Single-Cell Computational Frameworks for Quantifying BET Bromodomain Inhibitor Resistance and Screening Re-Sensitizer Drugs in Triple-Negative Breast Cancer - PubMed
6 hours ago
- #single-cell RNA sequencing
- #TNBC treatment
- #drug resistance
- Single-cell RNA sequencing (scRNA-seq) data was used to study BET bromodomain inhibitor (BBDI) resistance in triple-negative breast cancer (TNBC).
- Two computational frameworks, FR20 and D-FR20, were developed to quantify BBDI resistance at single-cell resolution and screen for re-sensitizer drugs.
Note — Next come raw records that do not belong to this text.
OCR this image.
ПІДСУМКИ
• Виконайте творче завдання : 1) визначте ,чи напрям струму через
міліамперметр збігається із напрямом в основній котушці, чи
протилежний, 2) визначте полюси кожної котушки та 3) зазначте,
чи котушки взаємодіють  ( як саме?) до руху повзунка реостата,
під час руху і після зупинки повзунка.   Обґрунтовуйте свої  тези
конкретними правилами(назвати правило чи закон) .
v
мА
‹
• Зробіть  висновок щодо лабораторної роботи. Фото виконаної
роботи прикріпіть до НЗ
- FR20's accuracy and scalability were validated across nine independent datasets, revealing ferroptosis inhibition in BBDI resistance evolution.
- Experimental validation showed that GPX4 overexpression reduces drug sensitivity in TNBC cells, linking ferroptosis to resistance.
- In vitro and in vivo experiments confirmed that filgotinib, identified by D-FR20, re-sensitizes BBDI and eliminates resistant TNBC cells.
- The study provides tools for predicting BBDI resistance and potential re-sensitizers, highlighting ferroptosis as a key factor in TNBC treatment.